American baseball player (born 1976)

Craig Allan Wilson (born November 30, 1976) is an American former professional baseball player. He played all or part of seven seasons in Major League Baseball, most often as a right fielder or first baseman. He bats and throws right-handed.

==Early life==
He attended Marina High School.

==Major league career==
After three years as a role player and pinch-hitter, Wilson played regularly in 2004, hitting .264 with 29 home runs and 82 RBI in 155 games, but posted a franchise-record 169 strikeouts (surpassing Donn Clendenon's 163 in 1968) in 561 at bats. He led the major leagues at being hit by pitches in 2002 (21) and 2004 (30). Wilson tied the major league single-season record for pinch-hit home runs with seven in 2001.

In 2005, Wilson played in only 59 games as a result of two separate hand injuries that caused him to spend over half the season on the disabled list, playing in only five games between May 6 and August 28. He ended the season with a .264 batting average, 5 home runs, and 22 RBI in 197 at bats.

At the trade deadline of the 2006 season, Wilson was traded to the New York Yankees for Shawn Chacón. According to the New York Post, at least one general manager in the National League found the deal inexplicable from the Pirates' standpoint. Voicing the opinion that Pirates GM Dave Littlefield had undersold Wilson, the anonymous GM was quoted as saying, "We really thought Wilson was a guy a lot of AL teams would be interested in. He is a high strikeout guy, but he can hit a fastball, damage lefty pitching, and not embarrass himself in right field or at first."
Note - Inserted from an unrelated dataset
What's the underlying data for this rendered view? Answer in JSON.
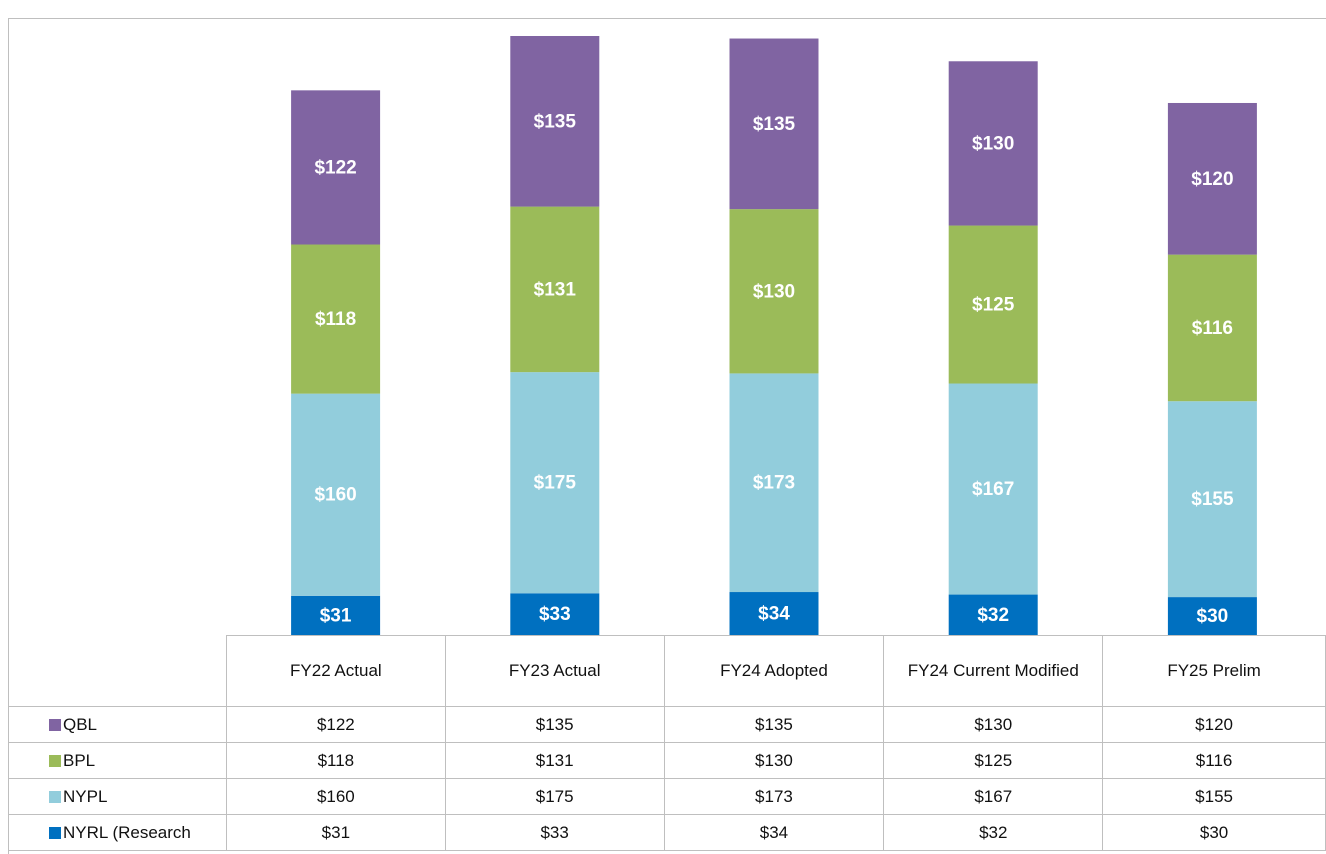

Overall in 2006, Craig batted .251 with 17 home runs and 49 RBI. Though he only batted 359 times, he struck out 122 times. The Yankees did not re-sign him, causing him to become a free agent.

The Atlanta Braves signed Wilson to a one-year contract worth US$2 million on January 18, 2007. After 40 games of the 2007 season with the Braves, Wilson was granted his unconditional release on May 17, 2007, to make room for Brayan Peña on the roster. On May 28, 2007, he signed a minor league deal with the Chicago White Sox, but ended up undergoing season-ending shoulder surgery in June. Wilson was released by the White Sox at the end of the 2007 season.

On February 9, 2008, Wilson signed a minor league contract with an invitation to spring training with the Cincinnati Reds, but was released on February 21 after failing a physical. On April 8, 2008, he signed a minor league deal to return to the Pittsburgh Pirates. On July 10, he was traded to the Seattle Mariners for a player to be named later. After finishing the season with the Triple-A Tacoma Rainiers, he became a free agent, ending his professional playing career.